Pros: The colors used in kids' drawings populate throughout the interactive story.
Cons: The moral of the story is compromised by a lack of grace at the end.
Bottom Line: This novel use of a new technology is bound to delight readers of all ages.
Arloon's The Tortoise and the Hare could be used as part of a language arts curriculum, in a unit about fables or with a theme related to the moral, or it could be used in an art class. Teachers could have students color in both pages themselves or have students work in pairs, with one coloring one character and another the other. For young elementary classes with 1-to-1 devices, this would make an impressive demonstration for student-led parent conferences, giving kids a chance to show parents their artistic skills and how they can use the devices.
Arloon's rendition of The Tortoise and the Hare is a digital retelling of the classic fable that utilizes augmented reality (AR) as a way to enhance readers' experience with the story. Users start by downloading and printing a set of coloring pages from the Arloon website. From there, students can color the images as they please. When opening the app, after choosing a language and starting the book, users are directed to scan the pages they've colored, selecting each character and scanning its page. The app offers direction in lining up the pages correctly, and -- voila! -- the pages come to life in three dimensions, showing each page's color scheme. The colors students picked -- on the flowers, trees, insects, tortoise, and hare -- are featured throughout the illustrations of the book.
While reading, kids have a few spots where they can interact, tapping an icon on the screen to move on to the next part of the story. Kids can also view the story with the illustration's default coloring, if they don't want to color and scan the pages themselves.

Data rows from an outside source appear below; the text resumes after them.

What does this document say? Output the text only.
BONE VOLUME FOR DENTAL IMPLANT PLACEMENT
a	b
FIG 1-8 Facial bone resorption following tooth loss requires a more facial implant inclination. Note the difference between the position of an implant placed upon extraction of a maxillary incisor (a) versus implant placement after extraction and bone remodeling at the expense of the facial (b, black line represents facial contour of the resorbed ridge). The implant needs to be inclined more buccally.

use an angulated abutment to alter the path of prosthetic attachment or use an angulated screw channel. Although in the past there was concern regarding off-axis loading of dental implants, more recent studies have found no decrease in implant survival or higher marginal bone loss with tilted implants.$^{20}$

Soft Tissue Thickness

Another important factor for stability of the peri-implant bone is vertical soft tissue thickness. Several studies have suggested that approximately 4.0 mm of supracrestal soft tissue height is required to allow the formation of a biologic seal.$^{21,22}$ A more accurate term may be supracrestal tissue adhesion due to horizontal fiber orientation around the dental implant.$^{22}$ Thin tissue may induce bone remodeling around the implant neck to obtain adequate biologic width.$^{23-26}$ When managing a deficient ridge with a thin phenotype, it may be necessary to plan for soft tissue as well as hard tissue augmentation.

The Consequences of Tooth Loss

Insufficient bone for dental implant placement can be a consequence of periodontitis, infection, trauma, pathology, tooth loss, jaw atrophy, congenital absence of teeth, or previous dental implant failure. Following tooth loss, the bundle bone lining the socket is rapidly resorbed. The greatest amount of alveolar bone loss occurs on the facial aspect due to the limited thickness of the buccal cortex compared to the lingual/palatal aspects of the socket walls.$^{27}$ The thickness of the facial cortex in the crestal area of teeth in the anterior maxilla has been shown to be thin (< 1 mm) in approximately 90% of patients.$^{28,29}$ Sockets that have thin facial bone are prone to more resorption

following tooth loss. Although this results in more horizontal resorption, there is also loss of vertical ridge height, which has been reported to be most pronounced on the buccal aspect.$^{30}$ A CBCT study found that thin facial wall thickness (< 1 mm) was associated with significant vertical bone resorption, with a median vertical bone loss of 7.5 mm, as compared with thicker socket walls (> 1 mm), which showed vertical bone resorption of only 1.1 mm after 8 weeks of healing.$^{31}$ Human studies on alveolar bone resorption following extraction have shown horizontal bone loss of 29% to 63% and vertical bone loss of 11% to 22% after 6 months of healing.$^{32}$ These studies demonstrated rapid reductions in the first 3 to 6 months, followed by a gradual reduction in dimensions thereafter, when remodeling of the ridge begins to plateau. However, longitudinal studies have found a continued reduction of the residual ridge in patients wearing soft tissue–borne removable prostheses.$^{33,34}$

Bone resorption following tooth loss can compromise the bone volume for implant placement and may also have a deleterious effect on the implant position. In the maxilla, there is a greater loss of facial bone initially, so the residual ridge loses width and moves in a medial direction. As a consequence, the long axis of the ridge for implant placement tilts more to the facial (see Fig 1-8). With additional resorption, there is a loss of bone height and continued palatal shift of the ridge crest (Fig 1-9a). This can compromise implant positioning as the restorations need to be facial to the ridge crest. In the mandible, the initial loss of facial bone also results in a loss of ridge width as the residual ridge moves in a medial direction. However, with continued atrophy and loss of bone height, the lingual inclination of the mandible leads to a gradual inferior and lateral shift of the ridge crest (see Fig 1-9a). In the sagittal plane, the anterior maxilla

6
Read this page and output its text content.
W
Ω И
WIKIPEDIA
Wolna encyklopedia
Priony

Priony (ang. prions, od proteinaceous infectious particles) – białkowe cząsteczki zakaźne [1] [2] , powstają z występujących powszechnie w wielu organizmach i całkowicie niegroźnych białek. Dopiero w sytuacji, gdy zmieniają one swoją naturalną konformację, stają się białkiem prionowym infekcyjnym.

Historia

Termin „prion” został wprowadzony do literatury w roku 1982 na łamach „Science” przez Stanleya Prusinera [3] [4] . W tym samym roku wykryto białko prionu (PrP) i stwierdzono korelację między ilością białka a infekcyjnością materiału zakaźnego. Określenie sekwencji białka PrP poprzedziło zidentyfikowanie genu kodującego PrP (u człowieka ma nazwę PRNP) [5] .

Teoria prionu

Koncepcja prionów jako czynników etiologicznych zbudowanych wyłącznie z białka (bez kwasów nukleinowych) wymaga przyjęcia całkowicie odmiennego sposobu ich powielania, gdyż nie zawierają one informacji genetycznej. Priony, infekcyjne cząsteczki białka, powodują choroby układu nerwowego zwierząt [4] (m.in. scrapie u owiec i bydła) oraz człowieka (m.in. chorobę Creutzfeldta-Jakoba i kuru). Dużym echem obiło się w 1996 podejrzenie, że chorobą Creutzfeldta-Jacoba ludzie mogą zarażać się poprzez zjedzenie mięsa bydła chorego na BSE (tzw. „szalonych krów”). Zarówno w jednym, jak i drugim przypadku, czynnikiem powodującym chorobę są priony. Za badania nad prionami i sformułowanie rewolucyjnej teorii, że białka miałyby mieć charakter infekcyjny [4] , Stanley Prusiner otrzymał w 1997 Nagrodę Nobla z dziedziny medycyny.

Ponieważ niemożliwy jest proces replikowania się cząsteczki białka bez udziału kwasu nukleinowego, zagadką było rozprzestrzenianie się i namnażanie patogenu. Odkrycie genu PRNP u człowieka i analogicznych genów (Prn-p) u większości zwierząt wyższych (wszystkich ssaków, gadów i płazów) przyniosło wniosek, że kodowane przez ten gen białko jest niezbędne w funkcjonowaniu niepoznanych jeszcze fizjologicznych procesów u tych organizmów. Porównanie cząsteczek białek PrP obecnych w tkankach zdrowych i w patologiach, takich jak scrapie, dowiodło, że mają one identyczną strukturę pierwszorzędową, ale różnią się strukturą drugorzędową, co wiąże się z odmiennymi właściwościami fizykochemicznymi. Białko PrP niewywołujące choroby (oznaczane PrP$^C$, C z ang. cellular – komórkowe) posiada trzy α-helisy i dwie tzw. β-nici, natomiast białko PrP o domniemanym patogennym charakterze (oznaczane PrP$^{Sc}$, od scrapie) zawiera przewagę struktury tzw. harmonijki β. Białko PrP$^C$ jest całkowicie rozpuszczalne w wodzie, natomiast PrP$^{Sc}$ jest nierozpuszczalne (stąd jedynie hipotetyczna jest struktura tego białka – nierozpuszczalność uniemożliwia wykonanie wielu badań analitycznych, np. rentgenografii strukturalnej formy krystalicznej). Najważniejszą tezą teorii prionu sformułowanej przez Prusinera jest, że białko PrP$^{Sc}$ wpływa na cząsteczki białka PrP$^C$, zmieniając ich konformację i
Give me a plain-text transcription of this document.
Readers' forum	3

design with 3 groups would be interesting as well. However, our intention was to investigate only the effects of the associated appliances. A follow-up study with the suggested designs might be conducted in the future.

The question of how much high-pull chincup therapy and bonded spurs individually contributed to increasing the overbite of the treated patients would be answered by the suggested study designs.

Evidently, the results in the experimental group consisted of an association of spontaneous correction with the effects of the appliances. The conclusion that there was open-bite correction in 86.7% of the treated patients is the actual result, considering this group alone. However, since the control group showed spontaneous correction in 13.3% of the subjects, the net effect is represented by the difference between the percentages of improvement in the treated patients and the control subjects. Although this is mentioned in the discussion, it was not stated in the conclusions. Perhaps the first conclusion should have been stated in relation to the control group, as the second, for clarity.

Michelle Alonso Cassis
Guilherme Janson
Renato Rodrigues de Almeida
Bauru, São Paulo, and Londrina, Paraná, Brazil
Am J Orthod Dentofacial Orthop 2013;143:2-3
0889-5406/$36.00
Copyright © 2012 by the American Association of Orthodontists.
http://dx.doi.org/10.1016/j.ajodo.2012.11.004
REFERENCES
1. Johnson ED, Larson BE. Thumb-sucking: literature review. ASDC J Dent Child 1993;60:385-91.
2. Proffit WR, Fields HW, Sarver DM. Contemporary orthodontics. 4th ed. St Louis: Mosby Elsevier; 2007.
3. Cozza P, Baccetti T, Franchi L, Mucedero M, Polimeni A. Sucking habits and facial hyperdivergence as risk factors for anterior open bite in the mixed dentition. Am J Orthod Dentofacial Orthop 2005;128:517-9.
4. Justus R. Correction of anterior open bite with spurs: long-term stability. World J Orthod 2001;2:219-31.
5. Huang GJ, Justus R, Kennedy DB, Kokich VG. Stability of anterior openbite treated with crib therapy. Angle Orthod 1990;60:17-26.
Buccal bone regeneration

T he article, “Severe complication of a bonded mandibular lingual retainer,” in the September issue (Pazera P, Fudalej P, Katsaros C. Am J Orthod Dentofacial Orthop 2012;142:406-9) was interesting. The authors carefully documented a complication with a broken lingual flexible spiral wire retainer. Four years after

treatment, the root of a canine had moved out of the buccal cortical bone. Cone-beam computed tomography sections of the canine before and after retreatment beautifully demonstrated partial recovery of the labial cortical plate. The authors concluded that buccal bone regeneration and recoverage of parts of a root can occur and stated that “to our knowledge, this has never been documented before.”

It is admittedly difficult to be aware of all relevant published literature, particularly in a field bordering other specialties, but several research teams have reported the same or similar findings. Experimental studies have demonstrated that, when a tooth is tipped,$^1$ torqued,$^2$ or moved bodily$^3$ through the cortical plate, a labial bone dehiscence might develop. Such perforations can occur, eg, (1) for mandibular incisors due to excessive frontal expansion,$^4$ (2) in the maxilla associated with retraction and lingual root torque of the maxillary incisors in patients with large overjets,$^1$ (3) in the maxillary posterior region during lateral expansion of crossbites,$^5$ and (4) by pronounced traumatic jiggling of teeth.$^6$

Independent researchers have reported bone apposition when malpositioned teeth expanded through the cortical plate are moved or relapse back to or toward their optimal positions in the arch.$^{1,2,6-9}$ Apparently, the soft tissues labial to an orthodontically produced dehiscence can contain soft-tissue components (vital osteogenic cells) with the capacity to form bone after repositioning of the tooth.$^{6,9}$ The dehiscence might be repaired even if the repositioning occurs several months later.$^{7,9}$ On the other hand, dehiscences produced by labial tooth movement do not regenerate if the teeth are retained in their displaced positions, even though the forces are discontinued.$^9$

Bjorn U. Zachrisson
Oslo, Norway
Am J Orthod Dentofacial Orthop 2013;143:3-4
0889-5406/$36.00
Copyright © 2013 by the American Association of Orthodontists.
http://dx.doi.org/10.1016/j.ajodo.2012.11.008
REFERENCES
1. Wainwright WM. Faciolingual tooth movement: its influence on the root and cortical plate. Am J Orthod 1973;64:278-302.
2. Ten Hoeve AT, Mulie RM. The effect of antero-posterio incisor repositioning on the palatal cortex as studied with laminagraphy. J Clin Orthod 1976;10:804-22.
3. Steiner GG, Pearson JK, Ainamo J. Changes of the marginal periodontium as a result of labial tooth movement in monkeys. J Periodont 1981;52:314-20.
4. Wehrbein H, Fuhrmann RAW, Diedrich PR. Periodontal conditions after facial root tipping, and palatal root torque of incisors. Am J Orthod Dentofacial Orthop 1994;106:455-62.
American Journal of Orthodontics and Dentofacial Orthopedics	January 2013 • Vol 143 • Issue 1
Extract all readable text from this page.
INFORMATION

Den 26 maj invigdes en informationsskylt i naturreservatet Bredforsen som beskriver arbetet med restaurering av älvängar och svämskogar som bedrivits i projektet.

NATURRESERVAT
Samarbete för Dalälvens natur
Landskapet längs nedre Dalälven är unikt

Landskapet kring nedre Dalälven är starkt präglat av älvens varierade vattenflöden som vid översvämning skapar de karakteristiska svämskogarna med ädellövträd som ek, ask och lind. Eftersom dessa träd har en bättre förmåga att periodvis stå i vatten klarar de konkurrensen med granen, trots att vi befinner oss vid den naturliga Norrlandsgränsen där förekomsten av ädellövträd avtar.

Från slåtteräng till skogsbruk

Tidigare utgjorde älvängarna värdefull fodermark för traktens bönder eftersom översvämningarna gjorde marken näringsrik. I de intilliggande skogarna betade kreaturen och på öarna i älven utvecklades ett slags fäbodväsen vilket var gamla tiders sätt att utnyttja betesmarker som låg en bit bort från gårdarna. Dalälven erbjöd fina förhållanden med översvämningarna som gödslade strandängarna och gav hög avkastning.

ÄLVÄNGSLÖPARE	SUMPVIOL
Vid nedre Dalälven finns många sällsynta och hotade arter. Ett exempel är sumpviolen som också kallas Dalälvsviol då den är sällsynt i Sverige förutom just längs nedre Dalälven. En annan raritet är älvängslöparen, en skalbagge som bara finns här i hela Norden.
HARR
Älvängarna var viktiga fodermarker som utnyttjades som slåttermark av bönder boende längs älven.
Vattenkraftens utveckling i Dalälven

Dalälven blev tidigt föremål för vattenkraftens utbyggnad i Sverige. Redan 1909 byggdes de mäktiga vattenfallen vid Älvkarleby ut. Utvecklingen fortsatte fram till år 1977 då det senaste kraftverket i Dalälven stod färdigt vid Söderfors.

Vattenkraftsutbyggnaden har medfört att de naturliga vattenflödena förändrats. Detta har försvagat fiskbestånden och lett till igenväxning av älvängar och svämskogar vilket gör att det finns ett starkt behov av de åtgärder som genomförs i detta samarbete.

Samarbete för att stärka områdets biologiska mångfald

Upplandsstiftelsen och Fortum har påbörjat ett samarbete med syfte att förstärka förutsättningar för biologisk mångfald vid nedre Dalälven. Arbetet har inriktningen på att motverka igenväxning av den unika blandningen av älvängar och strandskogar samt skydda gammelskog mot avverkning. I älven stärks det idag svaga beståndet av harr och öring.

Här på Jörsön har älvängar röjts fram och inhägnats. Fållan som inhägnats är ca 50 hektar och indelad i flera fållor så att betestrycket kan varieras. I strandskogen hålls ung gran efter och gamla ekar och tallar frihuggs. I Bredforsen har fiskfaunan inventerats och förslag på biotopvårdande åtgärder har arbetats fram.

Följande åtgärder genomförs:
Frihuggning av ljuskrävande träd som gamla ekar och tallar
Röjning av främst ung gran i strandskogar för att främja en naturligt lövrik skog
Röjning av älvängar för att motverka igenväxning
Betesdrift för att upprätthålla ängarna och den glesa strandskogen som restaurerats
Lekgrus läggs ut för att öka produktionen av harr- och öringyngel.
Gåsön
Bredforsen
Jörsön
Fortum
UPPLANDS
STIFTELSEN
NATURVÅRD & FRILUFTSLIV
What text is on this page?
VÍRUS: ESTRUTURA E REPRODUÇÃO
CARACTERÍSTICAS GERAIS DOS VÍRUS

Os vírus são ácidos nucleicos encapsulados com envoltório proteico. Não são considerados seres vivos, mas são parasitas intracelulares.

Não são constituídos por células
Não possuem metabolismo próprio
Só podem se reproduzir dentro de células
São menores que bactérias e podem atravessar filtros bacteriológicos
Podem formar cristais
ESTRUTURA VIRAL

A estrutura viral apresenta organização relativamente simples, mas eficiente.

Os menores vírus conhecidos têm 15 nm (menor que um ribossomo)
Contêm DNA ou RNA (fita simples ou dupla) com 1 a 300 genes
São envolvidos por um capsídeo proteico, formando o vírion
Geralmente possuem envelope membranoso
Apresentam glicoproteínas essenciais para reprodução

It's important to know that Arloon's The Tortoise and the Hare is more of a novel use for AR technology than a strong learning tool. The story itself isn't as interactive as it could be, and the text is in cursive, which won't favor accessibility for all kids. Though the fable is often taught to younger kids, the vocabulary used can be higher-level. Teachers may need to do some pre-teaching or scaffolding to help students along; vocabulary includes terms such as "proposed" and "indignantly."
That said, the augmented-reality tool works impressively well, albeit only with colors light enough to leave enough contrast between the black lines of the drawings. The instructions provided aren't clear on this fact -- black or dark browns won't work. Teachers may also want to address the story's ending with students. While the final lines deliver the lesson, "Never laugh at those who are slower than you," the illustrated tortoise is laughing and pointing at the hare, not modeling a forgiving spirit or an appropriate response to victory.